極上溺愛契約婚で甘やかされて~エステで出会ったセラピストは御曹司でした~
 ごはんもよそい、インスタントの味噌汁にお湯もかけてお皿達を茶色い木造りの食卓テーブルに運んだ。

「お箸、どれ使いますか?」

 玲から手渡されたお箸はどれも黒い。漆塗りだろうか。1つは水色のキラキラした装飾が施されている。

「こっちにします」

 私はその水色のキラキラした装飾に見とれてそちらを選んだ。
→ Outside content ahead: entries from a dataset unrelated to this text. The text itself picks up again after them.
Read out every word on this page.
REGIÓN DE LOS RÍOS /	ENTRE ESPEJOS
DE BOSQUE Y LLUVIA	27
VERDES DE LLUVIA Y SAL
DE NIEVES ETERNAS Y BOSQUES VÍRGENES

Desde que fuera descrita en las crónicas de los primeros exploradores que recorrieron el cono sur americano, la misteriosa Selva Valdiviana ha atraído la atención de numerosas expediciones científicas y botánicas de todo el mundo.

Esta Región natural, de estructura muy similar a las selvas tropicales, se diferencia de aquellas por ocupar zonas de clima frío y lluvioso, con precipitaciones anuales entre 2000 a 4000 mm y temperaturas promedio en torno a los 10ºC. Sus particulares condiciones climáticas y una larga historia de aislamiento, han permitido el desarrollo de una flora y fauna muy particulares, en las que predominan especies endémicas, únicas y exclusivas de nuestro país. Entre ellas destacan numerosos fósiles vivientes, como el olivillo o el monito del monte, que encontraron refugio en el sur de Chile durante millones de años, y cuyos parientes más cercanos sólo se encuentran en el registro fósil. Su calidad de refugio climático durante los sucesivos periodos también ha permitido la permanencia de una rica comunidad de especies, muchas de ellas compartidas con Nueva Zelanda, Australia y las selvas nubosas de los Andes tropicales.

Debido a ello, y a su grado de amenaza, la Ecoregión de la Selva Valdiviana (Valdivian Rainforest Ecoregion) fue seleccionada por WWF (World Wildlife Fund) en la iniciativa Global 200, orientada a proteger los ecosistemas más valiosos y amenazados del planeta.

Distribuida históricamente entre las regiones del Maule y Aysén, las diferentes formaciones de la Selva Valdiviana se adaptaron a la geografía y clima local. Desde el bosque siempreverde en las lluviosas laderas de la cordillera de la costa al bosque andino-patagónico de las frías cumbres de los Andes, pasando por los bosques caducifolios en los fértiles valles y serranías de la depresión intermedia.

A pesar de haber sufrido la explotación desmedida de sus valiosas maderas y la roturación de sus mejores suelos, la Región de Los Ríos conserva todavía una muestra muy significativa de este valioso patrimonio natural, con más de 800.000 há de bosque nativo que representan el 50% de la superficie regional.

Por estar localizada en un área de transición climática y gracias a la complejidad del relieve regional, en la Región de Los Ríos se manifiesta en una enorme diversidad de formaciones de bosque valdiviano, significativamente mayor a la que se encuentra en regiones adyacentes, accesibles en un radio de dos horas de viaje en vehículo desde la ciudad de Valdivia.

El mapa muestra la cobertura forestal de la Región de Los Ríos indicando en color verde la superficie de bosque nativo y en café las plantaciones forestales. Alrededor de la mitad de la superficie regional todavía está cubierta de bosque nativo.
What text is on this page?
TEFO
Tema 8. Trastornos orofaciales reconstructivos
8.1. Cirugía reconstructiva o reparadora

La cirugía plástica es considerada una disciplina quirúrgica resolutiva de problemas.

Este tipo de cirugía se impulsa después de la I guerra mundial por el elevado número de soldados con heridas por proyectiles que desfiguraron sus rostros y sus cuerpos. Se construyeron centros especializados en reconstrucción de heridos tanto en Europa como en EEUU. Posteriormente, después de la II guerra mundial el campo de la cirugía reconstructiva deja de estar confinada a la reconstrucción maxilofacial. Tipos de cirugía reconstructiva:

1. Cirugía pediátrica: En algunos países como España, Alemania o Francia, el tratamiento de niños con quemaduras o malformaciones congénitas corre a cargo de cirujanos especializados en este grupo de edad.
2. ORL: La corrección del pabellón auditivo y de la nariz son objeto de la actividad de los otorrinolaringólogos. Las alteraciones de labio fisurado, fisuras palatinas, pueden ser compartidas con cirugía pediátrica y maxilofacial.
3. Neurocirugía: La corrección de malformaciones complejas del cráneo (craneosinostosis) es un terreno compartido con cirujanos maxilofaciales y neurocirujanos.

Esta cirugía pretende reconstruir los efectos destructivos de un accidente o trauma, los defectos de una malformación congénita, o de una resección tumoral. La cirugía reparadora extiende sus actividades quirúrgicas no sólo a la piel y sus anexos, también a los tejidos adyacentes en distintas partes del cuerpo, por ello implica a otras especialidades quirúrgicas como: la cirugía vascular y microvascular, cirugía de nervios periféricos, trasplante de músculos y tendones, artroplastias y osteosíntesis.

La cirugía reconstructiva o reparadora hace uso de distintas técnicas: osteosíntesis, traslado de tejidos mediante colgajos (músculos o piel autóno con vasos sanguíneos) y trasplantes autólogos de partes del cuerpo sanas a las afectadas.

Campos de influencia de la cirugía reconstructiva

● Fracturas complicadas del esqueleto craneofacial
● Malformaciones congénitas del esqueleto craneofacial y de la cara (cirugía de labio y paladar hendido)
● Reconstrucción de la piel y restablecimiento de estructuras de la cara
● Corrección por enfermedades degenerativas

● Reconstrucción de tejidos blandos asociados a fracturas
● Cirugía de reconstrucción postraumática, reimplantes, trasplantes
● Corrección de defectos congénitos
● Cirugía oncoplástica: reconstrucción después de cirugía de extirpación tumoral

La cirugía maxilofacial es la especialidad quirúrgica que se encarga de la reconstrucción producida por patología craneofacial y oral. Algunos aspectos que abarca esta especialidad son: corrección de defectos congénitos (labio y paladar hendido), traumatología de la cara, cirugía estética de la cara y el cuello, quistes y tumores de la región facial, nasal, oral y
玲曰くこの装飾は螺鈿と言うそうだ。

「貝殻から作られてるんですよ」
「そうなんですか?」
「知り合いに漆塗りの職人さんがいまして、その方から譲り受けた品です」
「そうでしたか……ありがたく使わせていただきます」

 このお箸はずっと大事に使っていこう。

「いただきます」

 食卓を囲い、同時に手を合わせて挨拶をしてから昼食を頂く。最初に口にしたのは茹でキャベツ。タルタルソースと一緒に食べるとソースの酸味と中に入っている卵の甘みに加えてキャベツの優しい味が複雑に織り交ざってとても美味しい。
 更に私はチキン南蛮も口にする。さくっとした食感に肉厚さ。そこにタルタルソースが絡まるとご飯が進む味を演出してくれる。

「うん、とても美味しいです!」
「お口に合ったようで良かったです。私が言うのもなんですが、美味しく出来たと思います……!」

 玲も嬉しそうに口元をほころばせながらチキン南蛮とご飯を食べ進めていく。